The decision itself largely turned on the facts; Justice Edward Bannister QC held decisively in favour of Cukurova, finding that no event of default had occurred, and accordingly that it was not open to Alfa to enforce its security. However, for commercial lawyers in the British Virgin Islands, two key legal points arose.
The court accepted that a key payment into one of the Cukurova companies from a group company was a capital contribution, even though no shares were issued, thus rebutting the presumption of a loan. Although many lawyers in the British Virgin Islands have long thought that it was possible for shareholders to contribute capital other than by way of loan without shares being issued, they lacked judicial support for this view – judicial support now provided by this decision. The support is not wholly unequivocal: when referring to the injection of the funds, the court indicated that:
"if [the payment was] not technically capital (because the legal formalities of appropriating the payments to capital had not been undertaken) [it] was for all practical purposes to be treated as capital."
However, it is clear (and was central to the case) that such funds are not funds which the company treats as debt or is obligated to repay other than as a distribution.
The other notable feature of the judgment was that Cukurova made extensive submissions to the effect that Alfa had, from the outset, been acting for an improper purpose and with ulterior motives (ie, to foreclose on the collateral pledged rather than to receive repayment of its loan).
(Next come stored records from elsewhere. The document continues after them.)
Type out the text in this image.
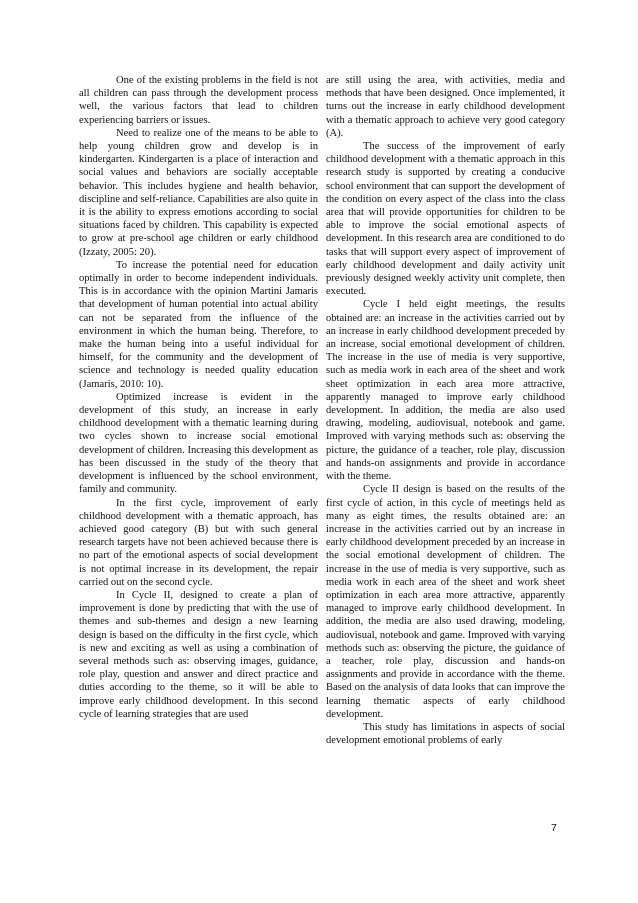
One of the existing problems in the field is not all children can pass through the development process well, the various factors that lead to children experiencing barriers or issues.

Need to realize one of the means to be able to help young children grow and develop is in kindergarten. Kindergarten is a place of interaction and social values and behaviors are socially acceptable behavior. This includes hygiene and health behavior, discipline and self-reliance. Capabilities are also quite in it is the ability to express emotions according to social situations faced by children. This capability is expected to grow at pre-school age children or early childhood (Izzaty, 2005: 20).

To increase the potential need for education optimally in order to become independent individuals. This is in accordance with the opinion Martini Jamaris that development of human potential into actual ability can not be separated from the influence of the environment in which the human being. Therefore, to make the human being into a useful individual for himself, for the community and the development of science and technology is needed quality education (Jamaris, 2010: 10).

Optimized increase is evident in the development of this study, an increase in early childhood development with a thematic learning during two cycles shown to increase social emotional development of children. Increasing this development as has been discussed in the study of the theory that development is influenced by the school environment, family and community.

In the first cycle, improvement of early childhood development with a thematic approach, has achieved good category (B) but with such general research targets have not been achieved because there is no part of the emotional aspects of social development is not optimal increase in its development, the repair carried out on the second cycle.

In Cycle II, designed to create a plan of improvement is done by predicting that with the use of themes and sub-themes and design a new learning design is based on the difficulty in the first cycle, which is new and exciting as well as using a combination of several methods such as: observing images, guidance, role play, question and answer and direct practice and duties according to the theme, so it will be able to improve early childhood development. In this second cycle of learning strategies that are used

are still using the area, with activities, media and methods that have been designed. Once implemented, it turns out the increase in early childhood development with a thematic approach to achieve very good category (A).

The success of the improvement of early childhood development with a thematic approach in this research study is supported by creating a conducive school environment that can support the development of the condition on every aspect of the class into the class area that will provide opportunities for children to be able to improve the social emotional aspects of development. In this research area are conditioned to do tasks that will support every aspect of improvement of early childhood development and daily activity unit previously designed weekly activity unit complete, then executed.

Cycle I held eight meetings, the results obtained are: an increase in the activities carried out by an increase in early childhood development preceded by an increase, social emotional development of children. The increase in the use of media is very supportive, such as media work in each area of the sheet and work sheet optimization in each area more attractive, apparently managed to improve early childhood development. In addition, the media are also used drawing, modeling, audiovisual, notebook and game. Improved with varying methods such as: observing the picture, the guidance of a teacher, role play, discussion and hands-on assignments and provide in accordance with the theme.

Cycle II design is based on the results of the first cycle of action, in this cycle of meetings held as many as eight times, the results obtained are: an increase in the activities carried out by an increase in early childhood development preceded by an increase in the social emotional development of children. The increase in the use of media is very supportive, such as media work in each area of the sheet and work sheet optimization in each area more attractive, apparently managed to improve early childhood development. In addition, the media are also used drawing, modeling, audiovisual, notebook and game. Improved with varying methods such as: observing the picture, the guidance of a teacher, role play, discussion and hands-on assignments and provide in accordance with the theme. Based on the analysis of data looks that can improve the learning thematic aspects of early childhood development.

This study has limitations in aspects of social development emotional problems of early

7
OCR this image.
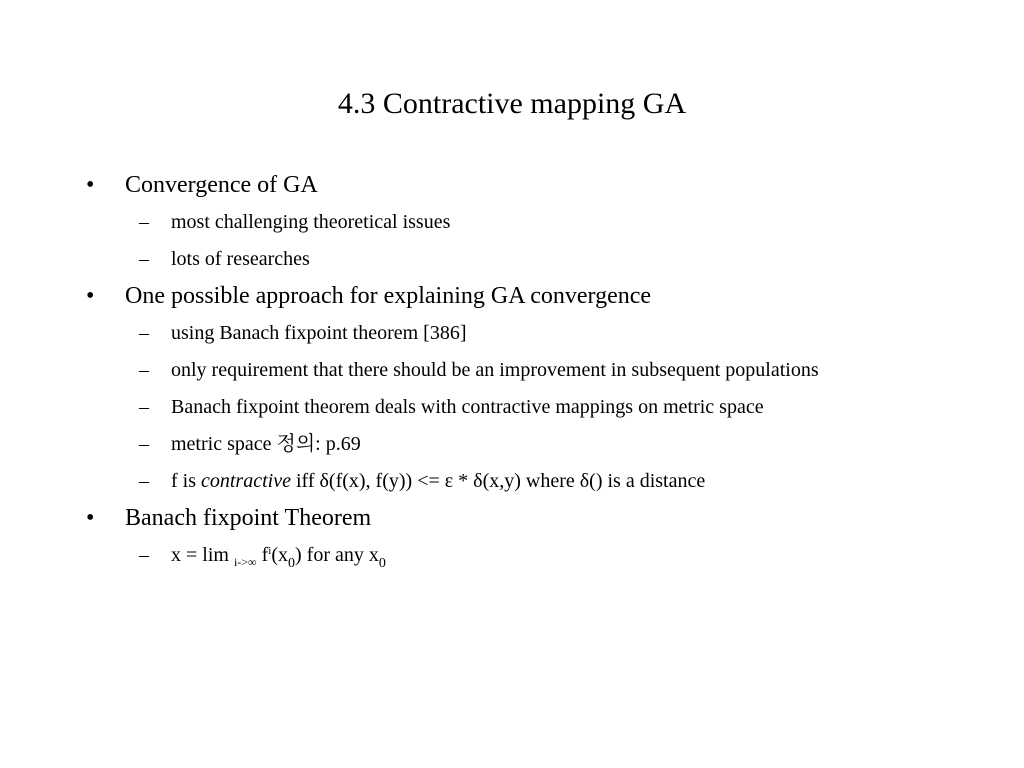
4.3 Contractive mapping GA
• Convergence of GA
– most challenging theoretical issues
– lots of researches
• One possible approach for explaining GA convergence
– using Banach fixpoint theorem [386]
– only requirement that there should be an improvement in subsequent populations
– Banach fixpoint theorem deals with contractive mappings on metric space
– metric space 정의: p.69
– f is contractive iff δ(f(x), f(y)) <= ε * δ(x,y) where δ() is a distance
• Banach fixpoint Theorem
– x = lim $_{i->\infty}$ $f^i(x_0)$ for any $x_0$
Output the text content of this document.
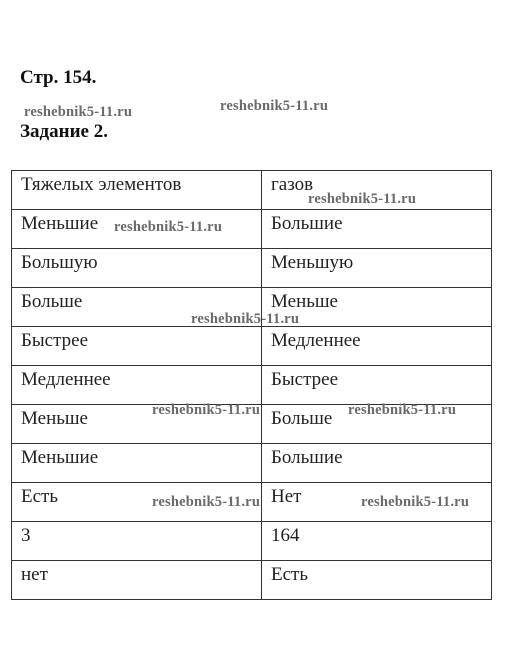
Стр. 154.
Задание 2.
Тяжелых элементов	газов
Меньшие	Большие
Большую	Меньшую
Больше	Меньше
Быстрее	Медленнее
Медленнее	Быстрее
Меньше	Больше
Меньшие	Большие
Есть	Нет
3	164
нет	Есть
reshebnik5-11.ru	reshebnik5-11.ru
reshebnik5-11.ru
reshebnik5-11.ru
reshebnik5-11.ru
reshebnik5-11.ru	reshebnik5-11.ru
reshebnik5-11.ru	reshebnik5-11.ru
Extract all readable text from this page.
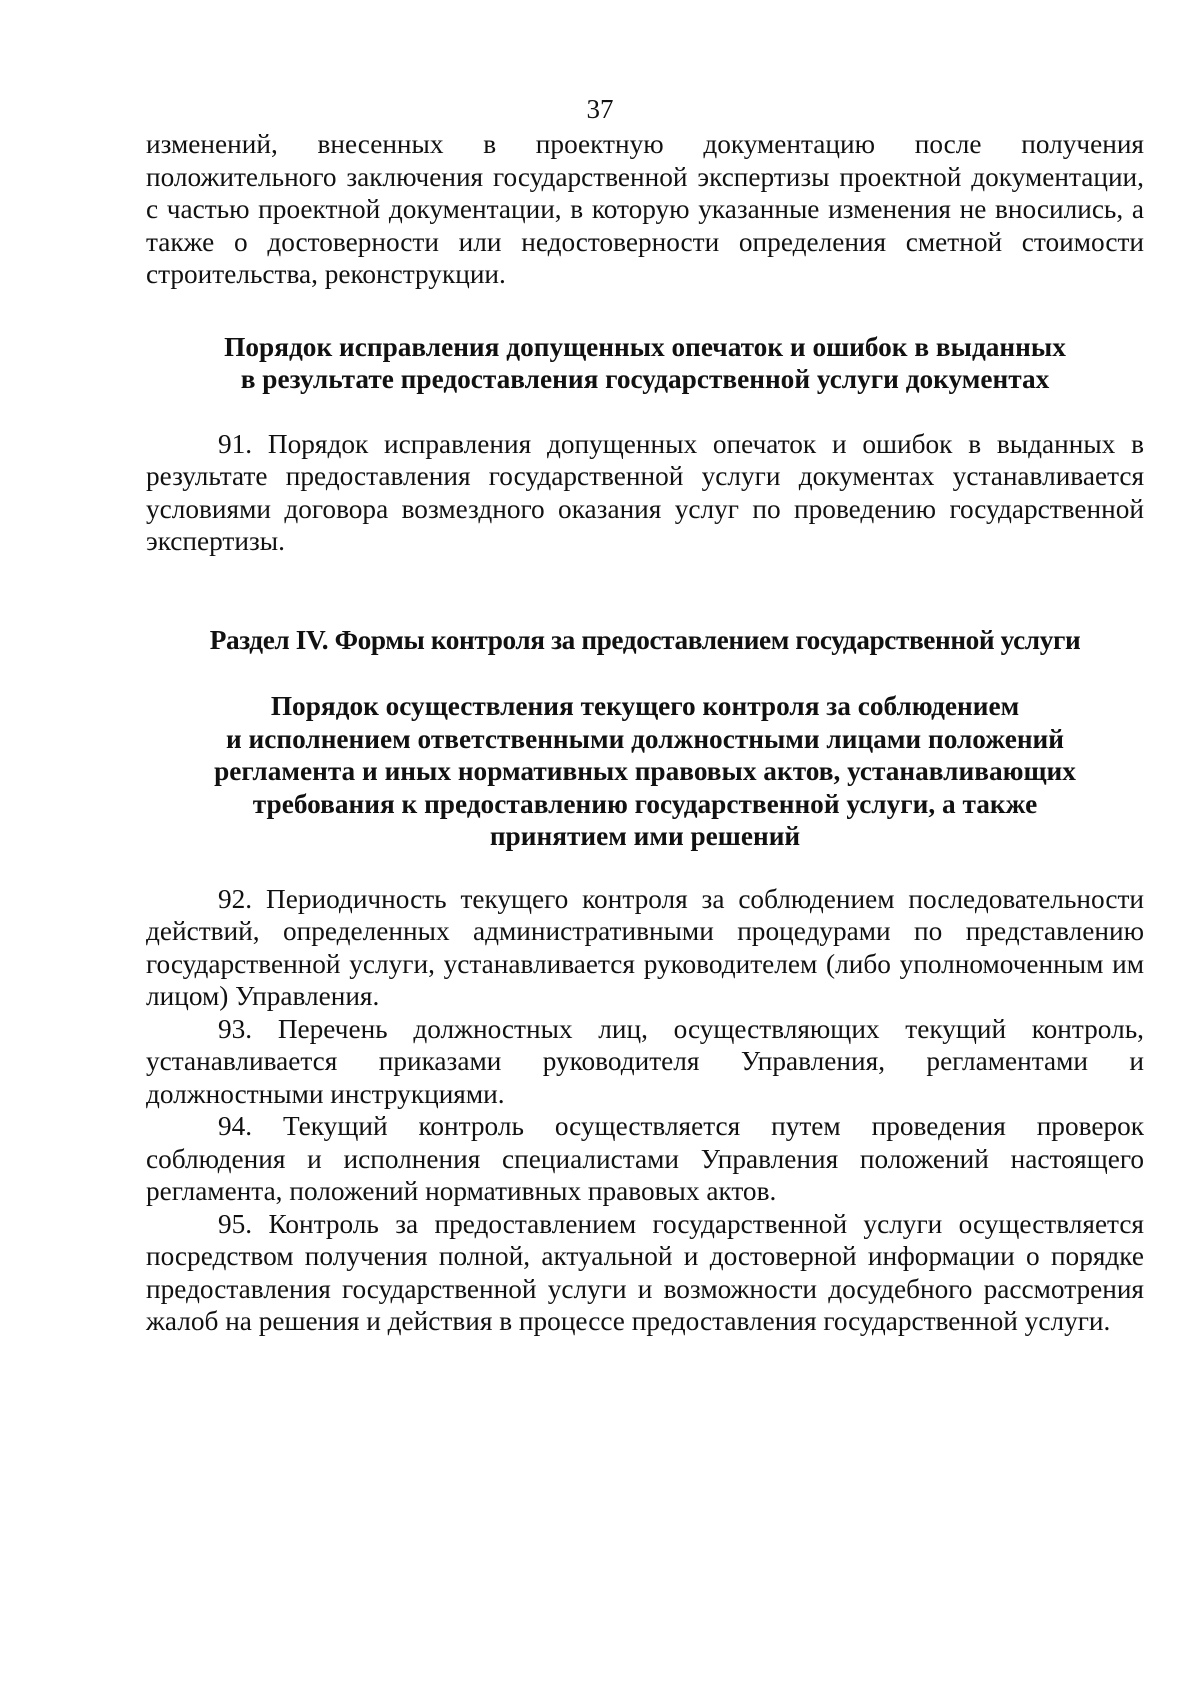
37

изменений, внесенных в проектную документацию после получения положительного заключения государственной экспертизы проектной документации, с частью проектной документации, в которую указанные изменения не вносились, а также о достоверности или недостоверности определения сметной стоимости строительства, реконструкции.

Порядок исправления допущенных опечаток и ошибок в выданных
в результате предоставления государственной услуги документах

91. Порядок исправления допущенных опечаток и ошибок в выданных в результате предоставления государственной услуги документах устанавливается условиями договора возмездного оказания услуг по проведению государственной экспертизы.

Раздел IV. Формы контроля за предоставлением государственной услуги
Порядок осуществления текущего контроля за соблюдением
и исполнением ответственными должностными лицами положений
регламента и иных нормативных правовых актов, устанавливающих
требования к предоставлению государственной услуги, а также
принятием ими решений

92. Периодичность текущего контроля за соблюдением последовательности действий, определенных административными процедурами по представлению государственной услуги, устанавливается руководителем (либо уполномоченным им лицом) Управления.

93. Перечень должностных лиц, осуществляющих текущий контроль, устанавливается приказами руководителя Управления, регламентами и должностными инструкциями.

94. Текущий контроль осуществляется путем проведения проверок соблюдения и исполнения специалистами Управления положений настоящего регламента, положений нормативных правовых актов.

95. Контроль за предоставлением государственной услуги осуществляется посредством получения полной, актуальной и достоверной информации о порядке предоставления государственной услуги и возможности досудебного рассмотрения жалоб на решения и действия в процессе предоставления государственной услуги.
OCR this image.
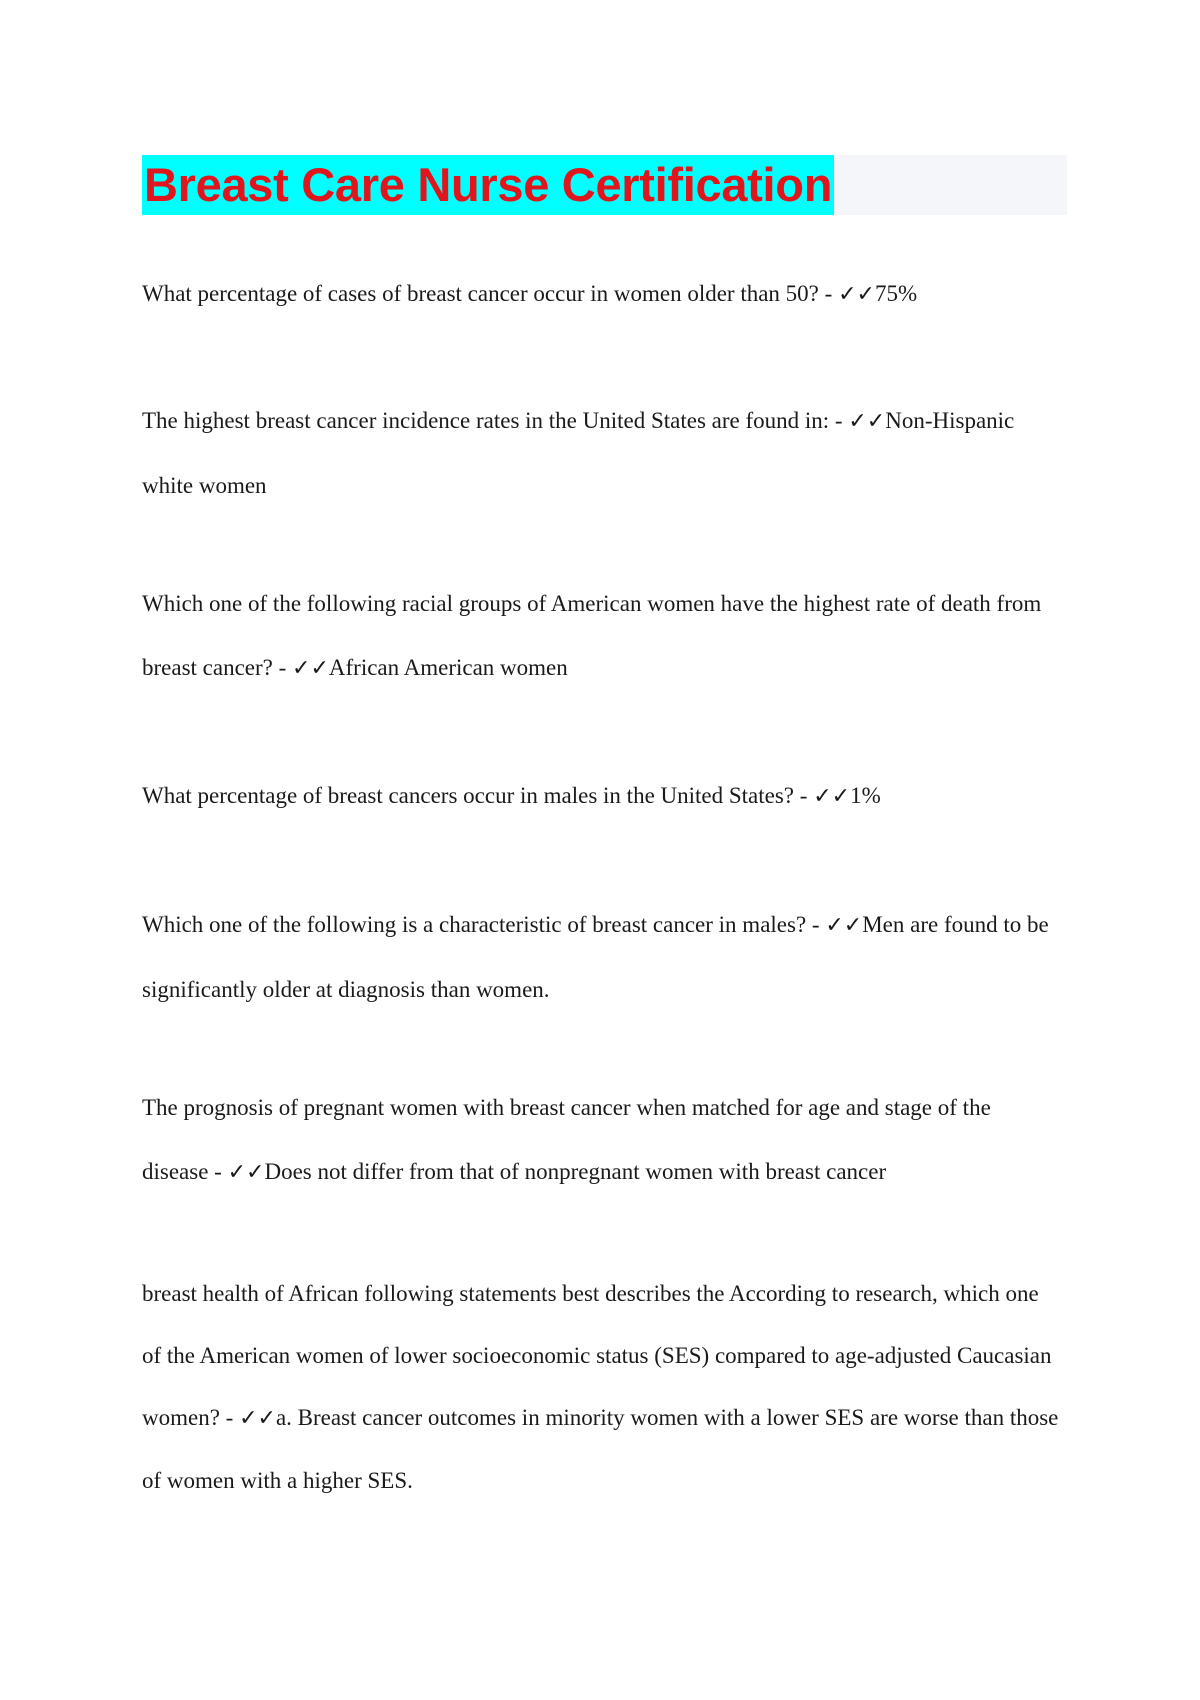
Breast Care Nurse Certification

What percentage of cases of breast cancer occur in women older than 50? - ✓✓75%

The highest breast cancer incidence rates in the United States are found in: - ✓✓Non-Hispanic white women

Which one of the following racial groups of American women have the highest rate of death from breast cancer? - ✓✓African American women

What percentage of breast cancers occur in males in the United States? - ✓✓1%

Which one of the following is a characteristic of breast cancer in males? - ✓✓Men are found to be significantly older at diagnosis than women.

The prognosis of pregnant women with breast cancer when matched for age and stage of the disease - ✓✓Does not differ from that of nonpregnant women with breast cancer

breast health of African following statements best describes the According to research, which one of the American women of lower socioeconomic status (SES) compared to age-adjusted Caucasian women? - ✓✓a. Breast cancer outcomes in minority women with a lower SES are worse than those of women with a higher SES.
However, the court had little time for such arguments, broadly stating that it was less concerned about people's motives than about legal rights, and stressing that those rights were freely given at arm's length in a negotiated commercial transaction. The judge stated that:
"I have already found that Alfa's intention from the outset was to use the power of appropriation (or its ability to procure a pre-pack receivership) in order to acquire the shares... [I]ts attempts to do so were... no more than unsuccessful attempts to exploit commercial advantages which Cukurova had freely agreed to as a matter of contract and were untainted by bad faith."